Personal information
- Born: April 21, 1946 (age 80) New York City, New York, U.S.

Medal record
Men's rowing
Representing the United States
Olympic Games
| Silver medal – second place | 1972 Munich | Eight |
European Rowing Championships
| Silver medal – second place | 1967 Vichy | Eight |

= Paul Hoffman (rowing) =

American rower (born 1946)

Paul Hoffman (born April 21, 1946) is an American coxswain who competed in the 1968 Summer Olympics and in the 1972 Summer Olympics.

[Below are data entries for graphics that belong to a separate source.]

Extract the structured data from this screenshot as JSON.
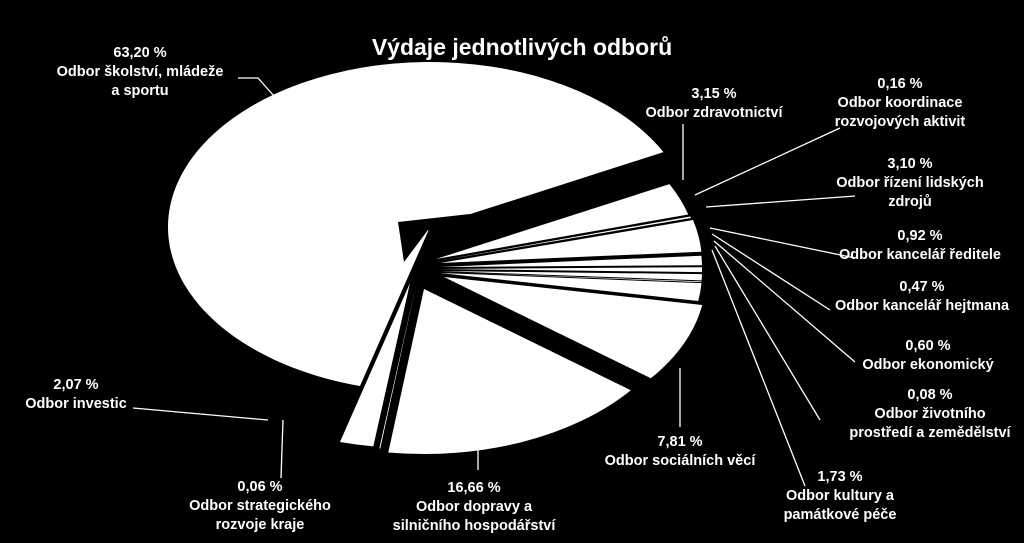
{
  "chart_data": {
    "type": "pie",
    "title": "Výdaje jednotlivých odborů",
    "slices": [
      {
        "label": [
          "Odbor školství, mládeže",
          "a sportu"
        ],
        "value_label": "63,20 %",
        "value": 63.2
      },
      {
        "label": [
          "Odbor zdravotnictví"
        ],
        "value_label": "3,15 %",
        "value": 3.15
      },
      {
        "label": [
          "Odbor koordinace",
          "rozvojových aktivit"
        ],
        "value_label": "0,16 %",
        "value": 0.16
      },
      {
        "label": [
          "Odbor řízení lidských",
          "zdrojů"
        ],
        "value_label": "3,10 %",
        "value": 3.1
      },
      {
        "label": [
          "Odbor kancelář ředitele"
        ],
        "value_label": "0,92 %",
        "value": 0.92
      },
      {
        "label": [
          "Odbor kancelář hejtmana"
        ],
        "value_label": "0,47 %",
        "value": 0.47
      },
      {
        "label": [
          "Odbor ekonomický"
        ],
        "value_label": "0,60 %",
        "value": 0.6
      },
      {
        "label": [
          "Odbor životního",
          "prostředí a zemědělství"
        ],
        "value_label": "0,08 %",
        "value": 0.08
      },
      {
        "label": [
          "Odbor kultury a",
          "památkové péče"
        ],
        "value_label": "1,73 %",
        "value": 1.73
      },
      {
        "label": [
          "Odbor sociálních věcí"
        ],
        "value_label": "7,81 %",
        "value": 7.81
      },
      {
        "label": [
          "Odbor dopravy a",
          "silničního hospodářství"
        ],
        "value_label": "16,66 %",
        "value": 16.66
      },
      {
        "label": [
          "Odbor strategického",
          "rozvoje kraje"
        ],
        "value_label": "0,06 %",
        "value": 0.06
      },
      {
        "label": [
          "Odbor investic"
        ],
        "value_label": "2,07 %",
        "value": 2.07
      }
    ],
    "legend": "none",
    "colors": {
      "background": "#000000",
      "slices": "#ffffff",
      "text": "#ffffff"
    }
  }
}
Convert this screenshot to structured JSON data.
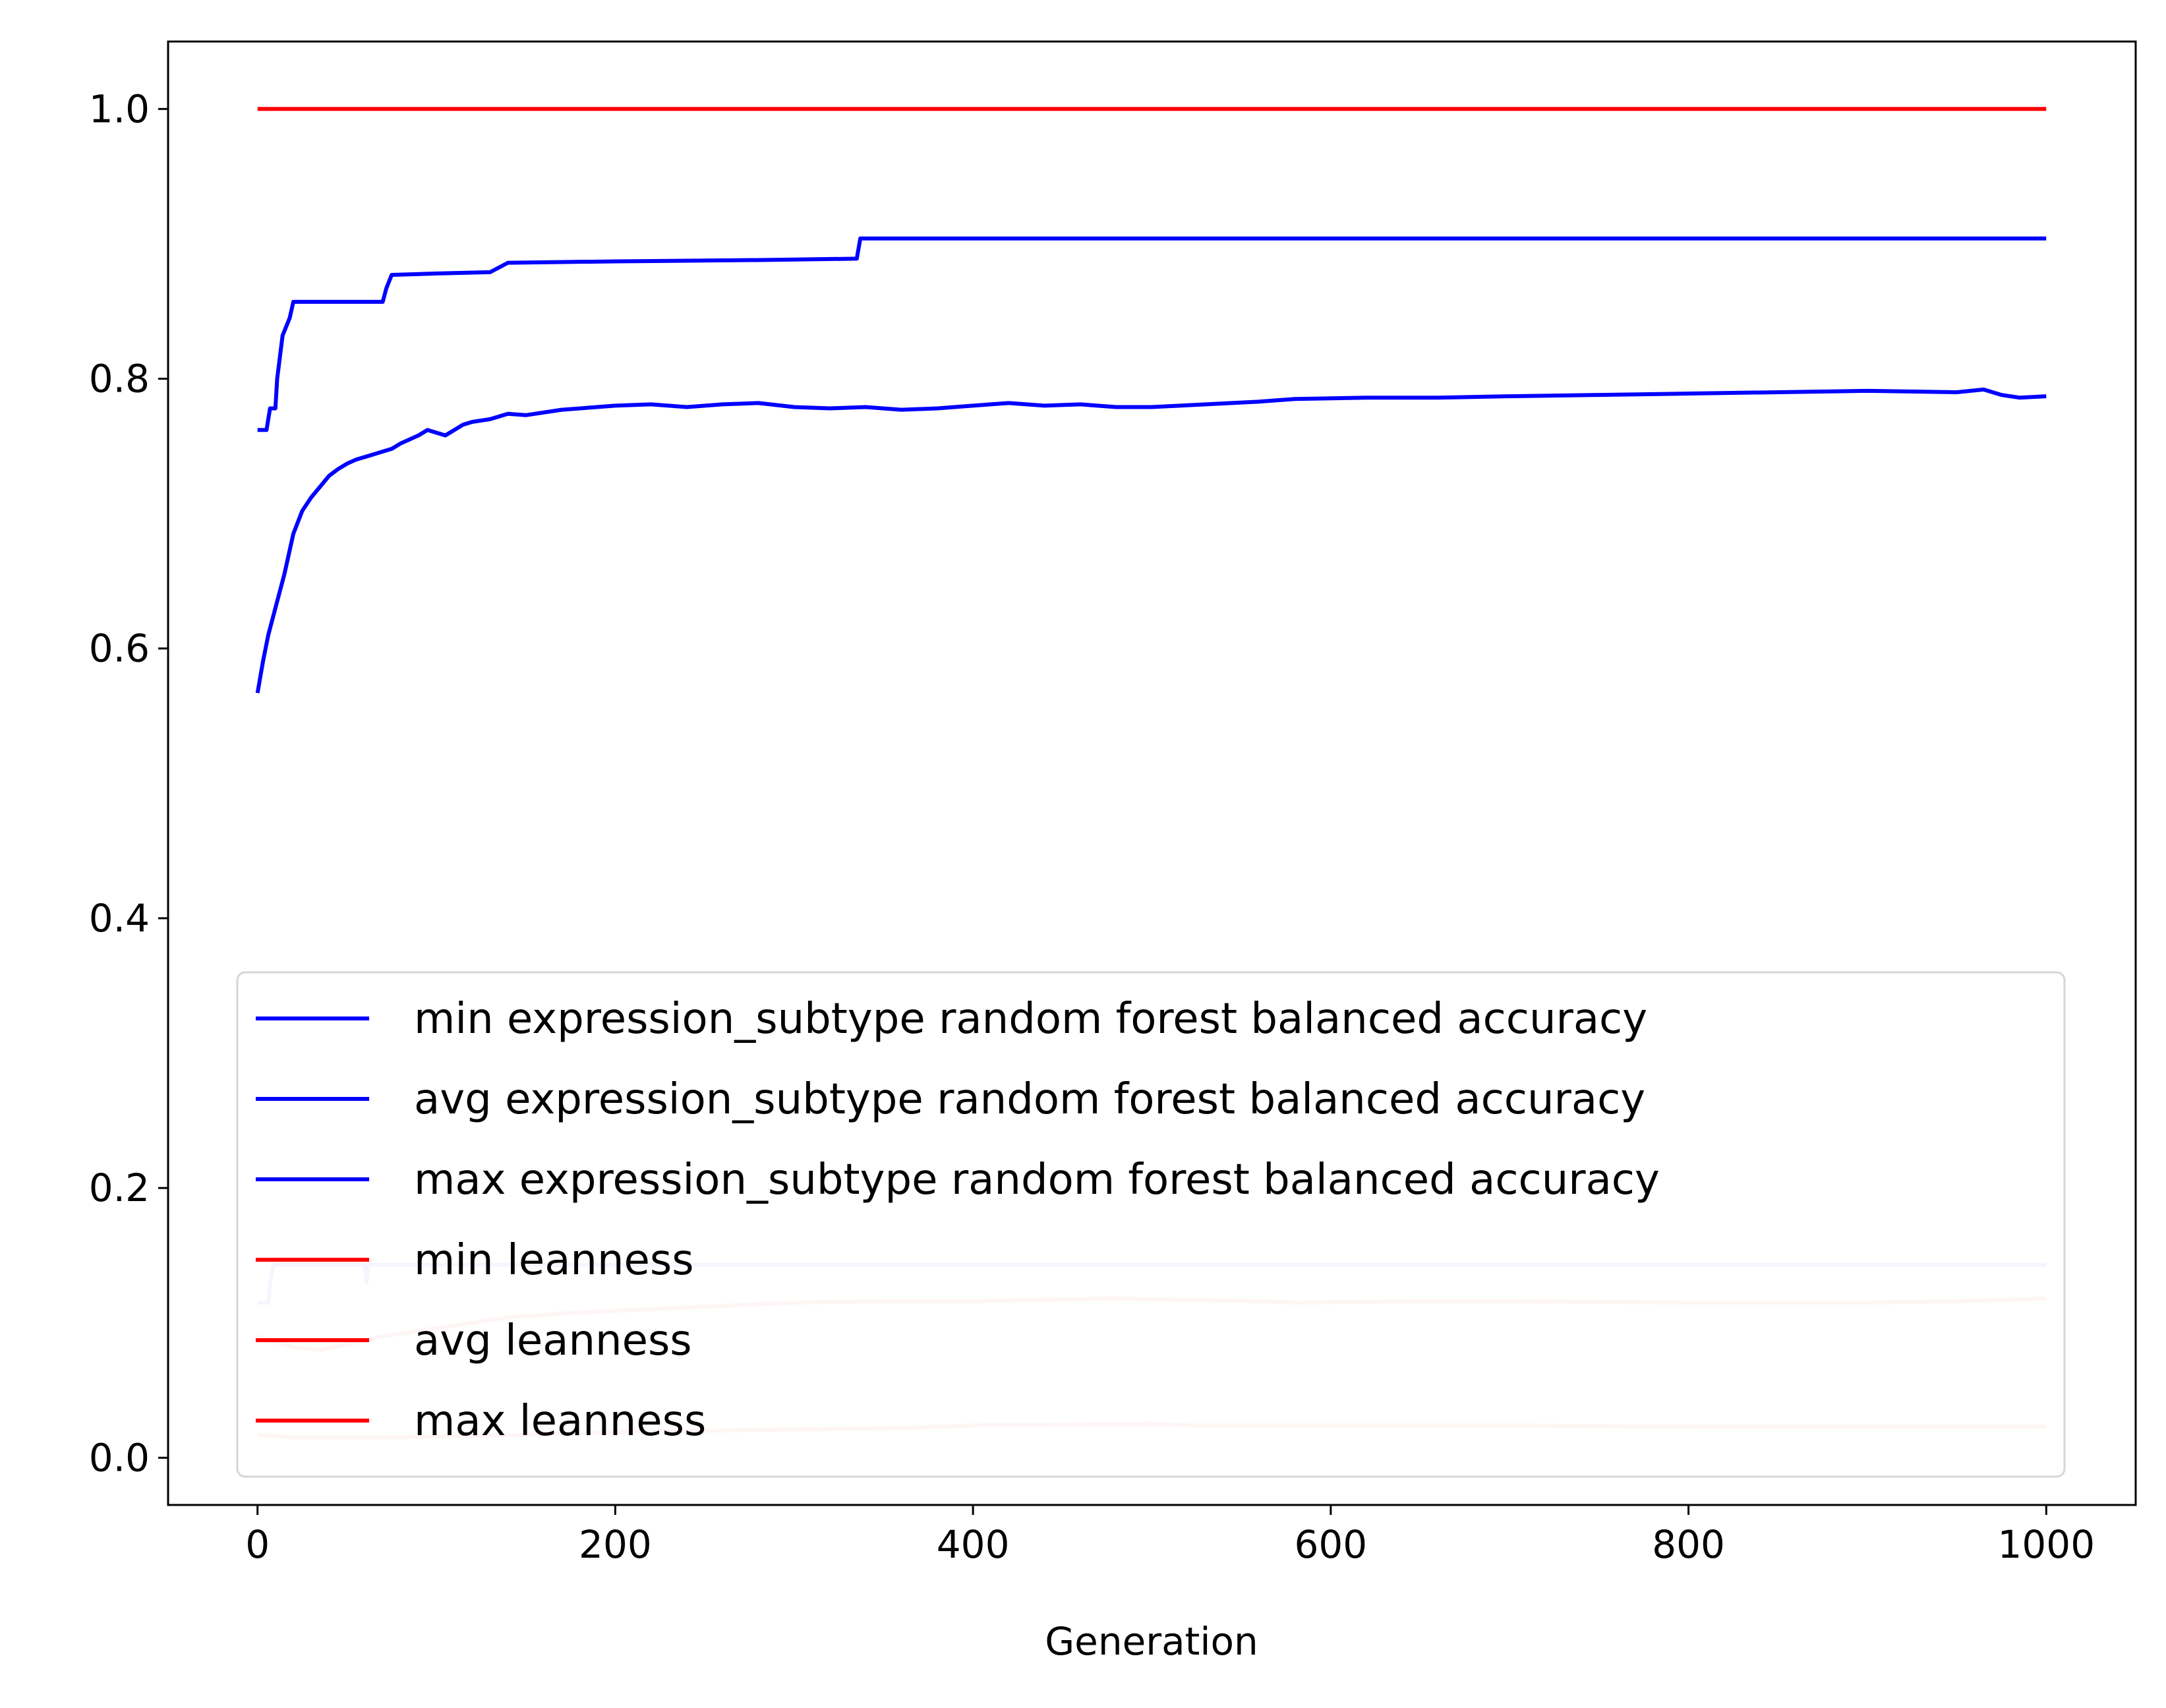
{
  "chart_data": {
    "type": "line",
    "title": "",
    "xlabel": "Generation",
    "ylabel": "",
    "xlim": [
      -50,
      1050
    ],
    "ylim": [
      -0.035,
      1.05
    ],
    "xticks": [
      0,
      200,
      400,
      600,
      800,
      1000
    ],
    "xtick_labels": [
      "0",
      "200",
      "400",
      "600",
      "800",
      "1000"
    ],
    "yticks": [
      0.0,
      0.2,
      0.4,
      0.6,
      0.8,
      1.0
    ],
    "ytick_labels": [
      "0.0",
      "0.2",
      "0.4",
      "0.6",
      "0.8",
      "1.0"
    ],
    "grid": false,
    "legend_position": "lower-center",
    "series": [
      {
        "name": "min expression_subtype random forest balanced accuracy",
        "color": "#ccccff",
        "points": [
          [
            0,
            0.115
          ],
          [
            6,
            0.115
          ],
          [
            7,
            0.13
          ],
          [
            9,
            0.143
          ],
          [
            60,
            0.143
          ],
          [
            61,
            0.13
          ],
          [
            62,
            0.143
          ],
          [
            1000,
            0.143
          ]
        ]
      },
      {
        "name": "avg expression_subtype random forest balanced accuracy",
        "color": "#0000ff",
        "points": [
          [
            0,
            0.567
          ],
          [
            3,
            0.59
          ],
          [
            6,
            0.61
          ],
          [
            10,
            0.63
          ],
          [
            15,
            0.655
          ],
          [
            20,
            0.685
          ],
          [
            25,
            0.702
          ],
          [
            30,
            0.712
          ],
          [
            35,
            0.72
          ],
          [
            40,
            0.728
          ],
          [
            45,
            0.733
          ],
          [
            50,
            0.737
          ],
          [
            55,
            0.74
          ],
          [
            60,
            0.742
          ],
          [
            65,
            0.744
          ],
          [
            70,
            0.746
          ],
          [
            75,
            0.748
          ],
          [
            80,
            0.752
          ],
          [
            85,
            0.755
          ],
          [
            90,
            0.758
          ],
          [
            95,
            0.762
          ],
          [
            100,
            0.76
          ],
          [
            105,
            0.758
          ],
          [
            110,
            0.762
          ],
          [
            115,
            0.766
          ],
          [
            120,
            0.768
          ],
          [
            130,
            0.77
          ],
          [
            140,
            0.774
          ],
          [
            150,
            0.773
          ],
          [
            170,
            0.777
          ],
          [
            200,
            0.78
          ],
          [
            220,
            0.781
          ],
          [
            240,
            0.779
          ],
          [
            260,
            0.781
          ],
          [
            280,
            0.782
          ],
          [
            300,
            0.779
          ],
          [
            320,
            0.778
          ],
          [
            340,
            0.779
          ],
          [
            360,
            0.777
          ],
          [
            380,
            0.778
          ],
          [
            400,
            0.78
          ],
          [
            420,
            0.782
          ],
          [
            440,
            0.78
          ],
          [
            460,
            0.781
          ],
          [
            480,
            0.779
          ],
          [
            500,
            0.779
          ],
          [
            530,
            0.781
          ],
          [
            560,
            0.783
          ],
          [
            580,
            0.785
          ],
          [
            620,
            0.786
          ],
          [
            660,
            0.786
          ],
          [
            700,
            0.787
          ],
          [
            750,
            0.788
          ],
          [
            800,
            0.789
          ],
          [
            850,
            0.79
          ],
          [
            900,
            0.791
          ],
          [
            950,
            0.79
          ],
          [
            965,
            0.792
          ],
          [
            975,
            0.788
          ],
          [
            985,
            0.786
          ],
          [
            1000,
            0.787
          ]
        ]
      },
      {
        "name": "max expression_subtype random forest balanced accuracy",
        "color": "#0000ff",
        "points": [
          [
            0,
            0.762
          ],
          [
            5,
            0.762
          ],
          [
            7,
            0.778
          ],
          [
            10,
            0.778
          ],
          [
            11,
            0.8
          ],
          [
            14,
            0.832
          ],
          [
            18,
            0.845
          ],
          [
            20,
            0.857
          ],
          [
            70,
            0.857
          ],
          [
            72,
            0.867
          ],
          [
            75,
            0.877
          ],
          [
            100,
            0.878
          ],
          [
            130,
            0.879
          ],
          [
            140,
            0.886
          ],
          [
            200,
            0.887
          ],
          [
            280,
            0.888
          ],
          [
            335,
            0.889
          ],
          [
            337,
            0.904
          ],
          [
            1000,
            0.904
          ]
        ]
      },
      {
        "name": "min leanness",
        "color": "#ffcccc",
        "points": [
          [
            0,
            0.017
          ],
          [
            20,
            0.015
          ],
          [
            60,
            0.015
          ],
          [
            120,
            0.016
          ],
          [
            200,
            0.019
          ],
          [
            300,
            0.021
          ],
          [
            360,
            0.022
          ],
          [
            400,
            0.024
          ],
          [
            500,
            0.025
          ],
          [
            520,
            0.024
          ],
          [
            700,
            0.024
          ],
          [
            800,
            0.023
          ],
          [
            900,
            0.023
          ],
          [
            1000,
            0.023
          ]
        ]
      },
      {
        "name": "avg leanness",
        "color": "#ffcccc",
        "points": [
          [
            0,
            0.09
          ],
          [
            10,
            0.086
          ],
          [
            20,
            0.082
          ],
          [
            35,
            0.08
          ],
          [
            50,
            0.084
          ],
          [
            70,
            0.09
          ],
          [
            90,
            0.094
          ],
          [
            110,
            0.098
          ],
          [
            140,
            0.104
          ],
          [
            170,
            0.107
          ],
          [
            200,
            0.109
          ],
          [
            250,
            0.112
          ],
          [
            300,
            0.115
          ],
          [
            350,
            0.116
          ],
          [
            400,
            0.116
          ],
          [
            430,
            0.117
          ],
          [
            480,
            0.118
          ],
          [
            520,
            0.117
          ],
          [
            560,
            0.116
          ],
          [
            580,
            0.115
          ],
          [
            650,
            0.116
          ],
          [
            700,
            0.116
          ],
          [
            800,
            0.115
          ],
          [
            900,
            0.115
          ],
          [
            950,
            0.116
          ],
          [
            1000,
            0.118
          ]
        ]
      },
      {
        "name": "max leanness",
        "color": "#ff0000",
        "points": [
          [
            0,
            1.0
          ],
          [
            1000,
            1.0
          ]
        ]
      }
    ]
  }
}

He was born in New York City in 1946.

Hoffman was the cox for the men's eight at the 1967 European Rowing Championships where the team won silver. He was a member of the US Olympic Rowing Team at the 1968 Summer Olympics in Mexico City. A supporter of the Olympic Project for Human Rights (OPHR), Hoffman provided Peter Norman, the Australian winner of the silver medal of the 200m track race, with his OPHR badge, which Norman then wore at the medal ceremony in support of the protest by Tommie Smith and John Carlos. Hoffman then faced a disciplinary hearing by the U.S. Olympic Committee, where he was accused of conspiracy. He was found not guilty and was allowed to take part in the eights race. He was the coxswain of the American crew which finished sixth in the eight event.

Hoffman went on to take a silver medal at the 1972 Summer Olympics in Munich as the cox of the eight boat.

He graduated from Harvard College in 1968 and Harvard Law School in 1974.